Foolish Book Review: "IT and the East"

While writing for the Fool, I spend quite a bit of time covering software -- which means understanding the megatrends in China and India. But it's not easy grappling with complexities. That's why I was excited when I saw a copy of IT and the East: How China and India Are Altering the Future of Technology and Innovation, which covers the information technology (IT) issues for both. 

The authors, Jamie Popkin and Partha Iyengar, are analysts with Gartner (NYSE: IT). They have followed Asia for several decades and rack up quite a few frequent-flier miles in the region.

They have put together a well-organized book. The first 125 pages analyze China and India. Then, the rest of the book looks at how both countries may increasingly integrate and create a massive power block in the global economy -- a potential phenomenon that the authors refer to as "Chindia."

China Inc.
Looking at China, the authors note the tremendous success over the past 20 years. The country is the manufacturing leader in a variety of categories, such as refrigerators, air conditioners, DVD players, and so on. 

But to continue its growth, China needs to take things to the next level and offer more innovation. While there are some elements of this -- with companies such as search engine Baidu (Nasdaq: BIDU) -- there is much work to be done. 

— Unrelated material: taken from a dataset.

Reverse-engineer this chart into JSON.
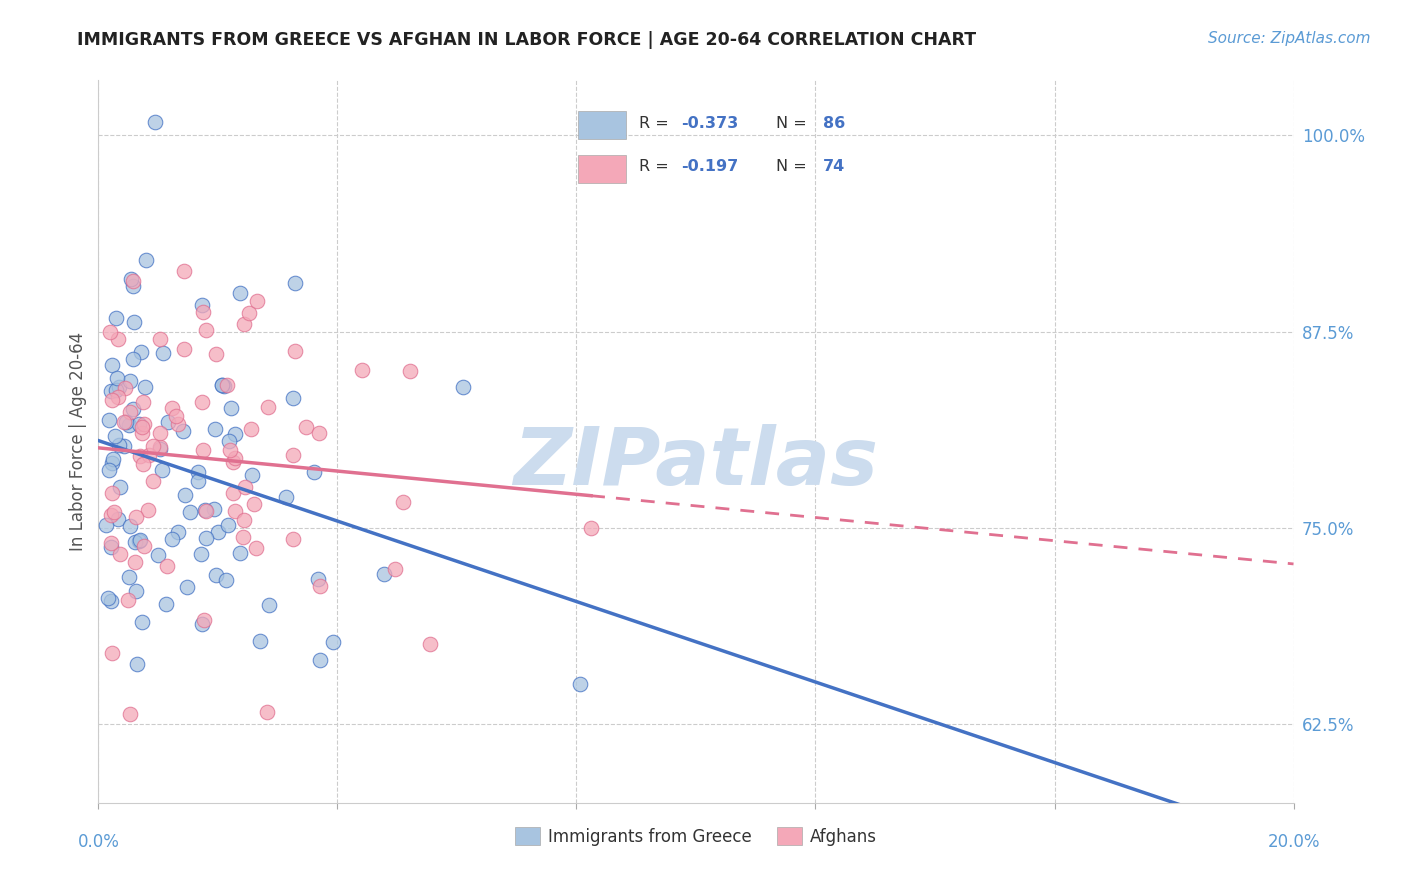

The authors believe China will experience progress. But it means that the Chinese government needs to lessen some onerous regulations as well as improve intellectual property protection. 

India 's IT juggernaut
India, on the other hand, has a much more developed IT sector, as seen with standout companies like Infosys Technologies (Nasdaq: INFY), Satyam Computer Services (NYSE: SAY), and Wipro (NYSE: WIT)

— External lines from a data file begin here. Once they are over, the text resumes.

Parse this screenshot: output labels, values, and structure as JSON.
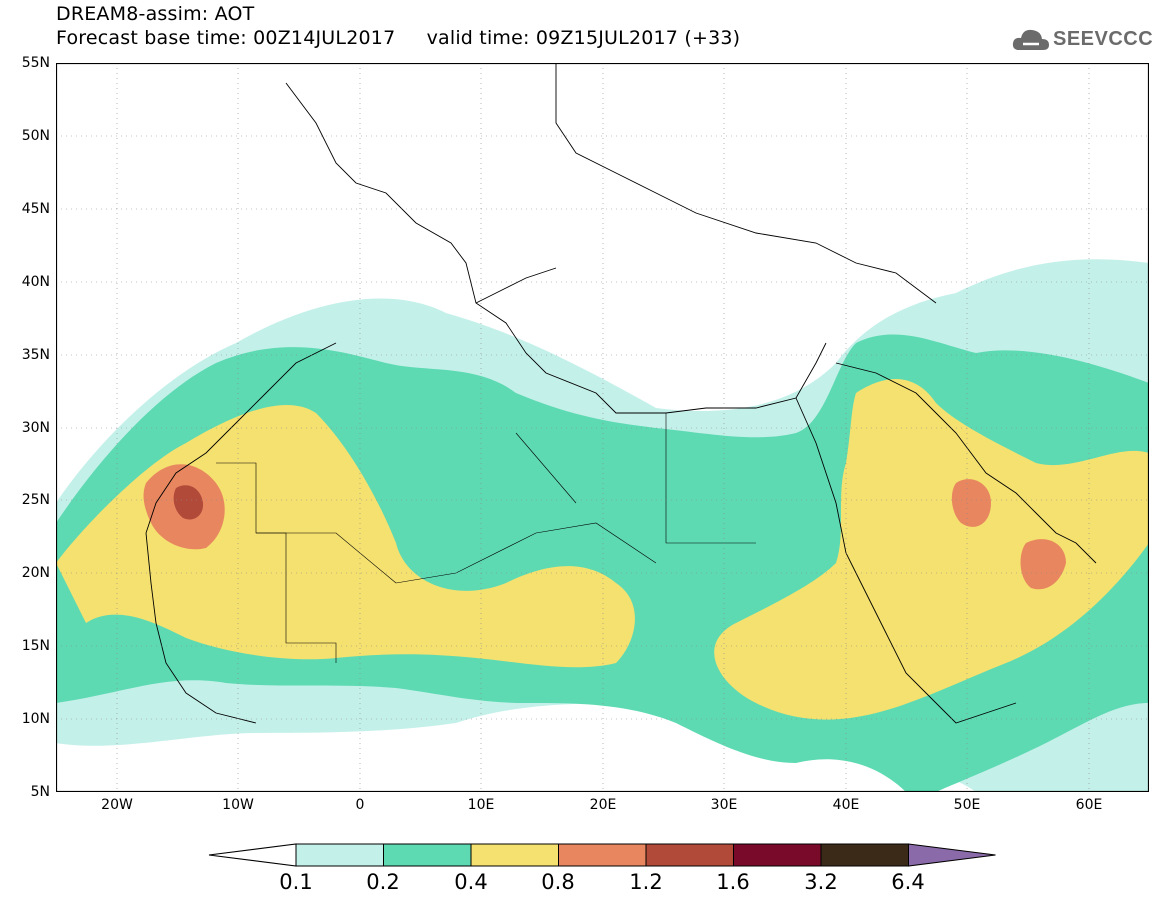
{
  "header": {
    "line1": "DREAM8-assim: AOT",
    "line2_base": "Forecast base time: 00Z14JUL2017",
    "line2_valid": "valid time: 09Z15JUL2017 (+33)"
  },
  "logo": {
    "text": "SEEVCCC",
    "icon": "cloud-icon"
  },
  "map": {
    "lon_range": [
      -25,
      65
    ],
    "lat_range": [
      5,
      55
    ],
    "lat_labels": [
      "55N",
      "50N",
      "45N",
      "40N",
      "35N",
      "30N",
      "25N",
      "20N",
      "15N",
      "10N",
      "5N"
    ],
    "lon_labels": [
      "20W",
      "10W",
      "0",
      "10E",
      "20E",
      "30E",
      "40E",
      "50E",
      "60E"
    ]
  },
  "colorbar": {
    "labels": [
      "0.1",
      "0.2",
      "0.4",
      "0.8",
      "1.2",
      "1.6",
      "3.2",
      "6.4"
    ],
    "colors": [
      "#c4f0ea",
      "#5ddab2",
      "#f5e16f",
      "#e8875f",
      "#b24a3a",
      "#7a0a2a",
      "#3b2a17",
      "#8a6aa8"
    ]
  }
}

It's hard to imagine that back in 1995, India's IT services exports were a mere $1 million. Ten years later, they reached $13 billion.

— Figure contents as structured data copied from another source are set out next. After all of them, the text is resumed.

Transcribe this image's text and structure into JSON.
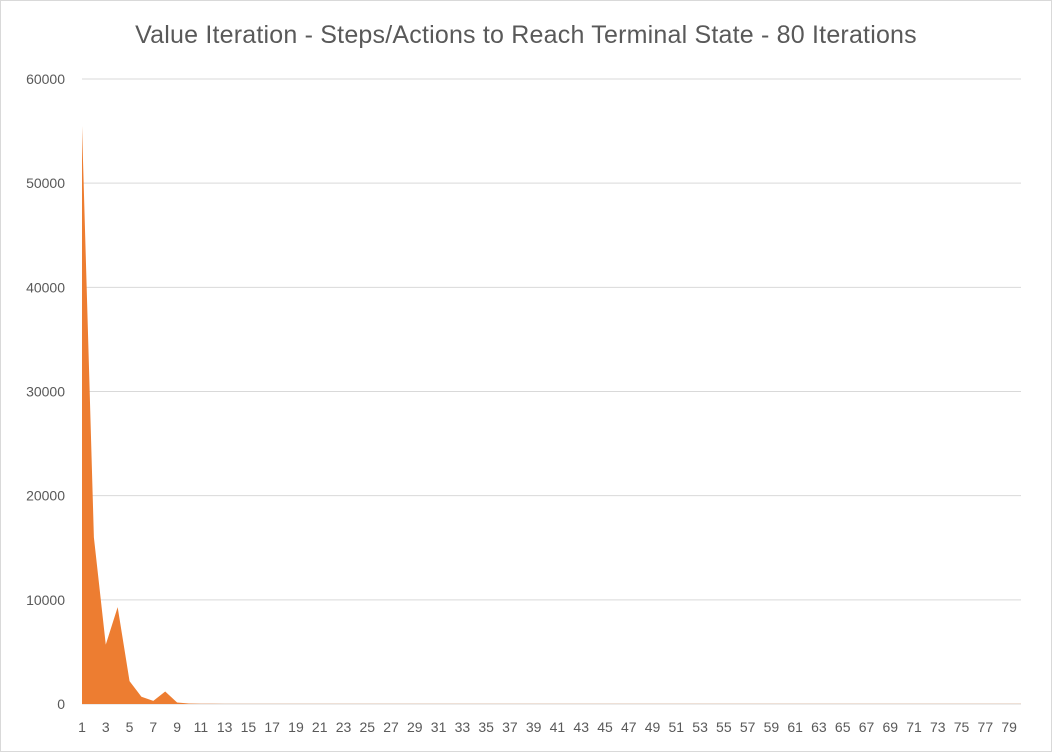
{
  "chart_data": {
    "type": "area",
    "title": "Value Iteration - Steps/Actions to Reach Terminal State - 80 Iterations",
    "xlabel": "",
    "ylabel": "",
    "ylim": [
      0,
      60000
    ],
    "yticks": [
      0,
      10000,
      20000,
      30000,
      40000,
      50000,
      60000
    ],
    "x_tick_labels": [
      "1",
      "3",
      "5",
      "7",
      "9",
      "11",
      "13",
      "15",
      "17",
      "19",
      "21",
      "23",
      "25",
      "27",
      "29",
      "31",
      "33",
      "35",
      "37",
      "39",
      "41",
      "43",
      "45",
      "47",
      "49",
      "51",
      "53",
      "55",
      "57",
      "59",
      "61",
      "63",
      "65",
      "67",
      "69",
      "71",
      "73",
      "75",
      "77",
      "79"
    ],
    "grid": true,
    "legend": "none",
    "series": [
      {
        "color": "#ED7D31",
        "x": [
          1,
          2,
          3,
          4,
          5,
          6,
          7,
          8,
          9,
          10,
          11,
          12,
          13,
          14,
          15,
          16,
          17,
          18,
          19,
          20,
          21,
          22,
          23,
          24,
          25,
          26,
          27,
          28,
          29,
          30,
          31,
          32,
          33,
          34,
          35,
          36,
          37,
          38,
          39,
          40,
          41,
          42,
          43,
          44,
          45,
          46,
          47,
          48,
          49,
          50,
          51,
          52,
          53,
          54,
          55,
          56,
          57,
          58,
          59,
          60,
          61,
          62,
          63,
          64,
          65,
          66,
          67,
          68,
          69,
          70,
          71,
          72,
          73,
          74,
          75,
          76,
          77,
          78,
          79,
          80
        ],
        "values": [
          55500,
          16000,
          5700,
          9300,
          2200,
          700,
          300,
          1200,
          150,
          50,
          30,
          20,
          10,
          10,
          10,
          10,
          10,
          10,
          10,
          10,
          10,
          10,
          10,
          10,
          10,
          10,
          10,
          10,
          10,
          10,
          10,
          10,
          10,
          10,
          10,
          10,
          10,
          10,
          10,
          10,
          10,
          10,
          10,
          10,
          10,
          10,
          10,
          10,
          10,
          10,
          10,
          10,
          10,
          10,
          10,
          10,
          10,
          10,
          10,
          10,
          10,
          10,
          10,
          10,
          10,
          10,
          10,
          10,
          10,
          10,
          10,
          10,
          10,
          10,
          10,
          10,
          10,
          10,
          10,
          10
        ]
      }
    ]
  }
}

Yet India faces considerable challenges. First of all, the infrastructure -- such as roads, airports, water, and telecom systems -- are decrepit. In fact, some companies have resorted to building their own campuses, which are almost self-contained cities.

Next, there are political and ethnic tensions; restrictions on foreign investments; and difficulties in cultivating workers for the demands of the global economy.

Scary, huh?  But it's not enough to deter major countries from investing in China and India. For example, GE (NYSE: GE) expects to double its revenue in China to $10 billion over the next few years. Or look at IBM (NYSE: IBM), which continues to hire large numbers of Indian IT workers and expects to invest $6 billion in the country over the next few years.

Emergence of Chindia
Perhaps these companies are anticipating that China and India will get closer? It seems like a good bet. China can sell its products to the massive Indian market, and in turn, India can provide its IT services to China. According to the authors: "[A]lliances building on each country's complementary skills could create truly global IT behemoths, disrupting almost every other business in specific industry sectors."

Keep in mind that Chindia represents a third of the world's population.  More importantly, China is expected to surpass the U.S. as the world's leader in purchasing power parity by 2015, and India is expected to be No. 3.

Takeaway
However, the authors are not just providing a litany of scary facts. Rather, they have extensive analysis of various scenarios. What happens if China becomes isolated? What if there is a breakdown of the politics in India? Or, what if India continues to neglect its infrastructure?

Such analysis is extremely thought-provoking and should be helpful for any business trying to understand the complexities of the global economy. As GE's CEO, Jeffrey Immelt, has said: "The new competitors, China and India, are unlike any competitors we have seen in our lifetime."